The Interior’s reported progress on a $40 million software system is particularly troublesome, Slonaker told Norton. Going by milestones, the $40 million Trust Assets and Accounting Management System (TAAMS) should be up and running, since the government has told U.S. District Judge Royce Lamberth that 19 out of 24 tasks are completed.
But since the system has run into numerous delays, obviously this is not the case, Slonaker said. Some of the project’s failings, like the cleanup of trust fund records, have been chronicled by a court monitor while others, such as the recent crash of a critical software component, have been reported by Indianz.Com.
“This stretches credibility,” said Slonaker of what is represented otherwise by the government. In his landmark December 1999 ruling, Lamberth ordered the Interior to provide quarterly updates.

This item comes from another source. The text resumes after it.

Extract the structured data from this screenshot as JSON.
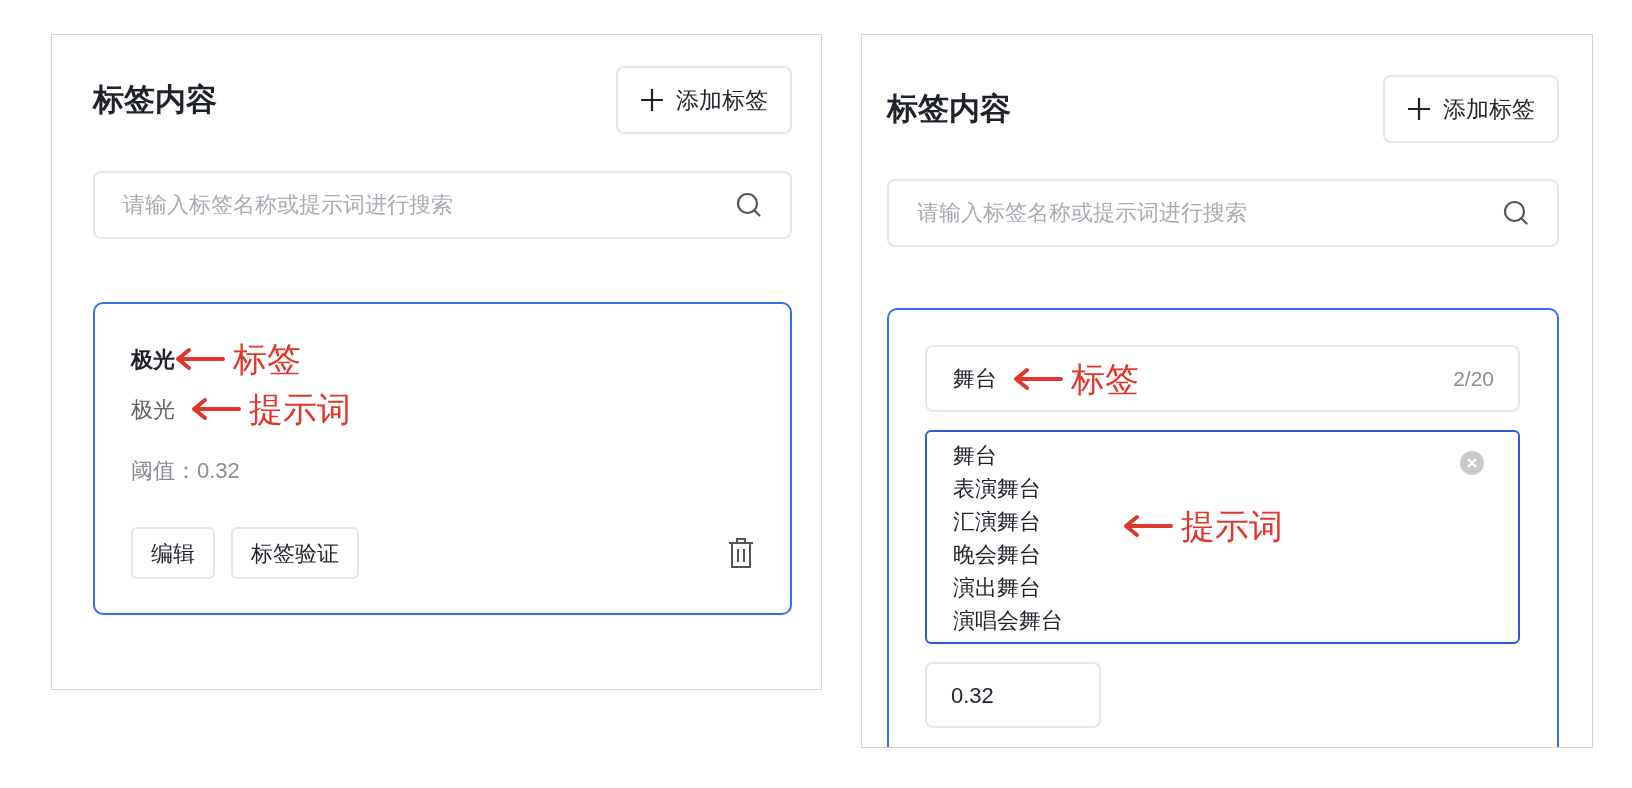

Infighting and disputes about the reports has increased in recent months, as various officials and senior management point fingers and disclaim responsibility for the contents.
Court monitor Joseph S. Kieffer III has noted that attorneys in the Office of the Solicitor and senior Bureau of Indian Affairs management have edited out what would appear to be more truthful comments. Solicitor Bill Myers responded in part by removing two members of his staff from the trust fund and seeking an internal investigation.
But Myers has since drawn barbs from a group of trust reform managers who refused to certify the government’s latest report, which was finally turned in last week after an unapproved one-month delay. An order to verify the contents was rather “intimidating,” they told him in a memo.
The BIA has not confirmed it has taken action against staff or management. Kieffer identified Deputy Commissioner Sharon Blackwell, who reports directly to Assistant Secretary Neal McCaleb, as a player in the battle over the updates.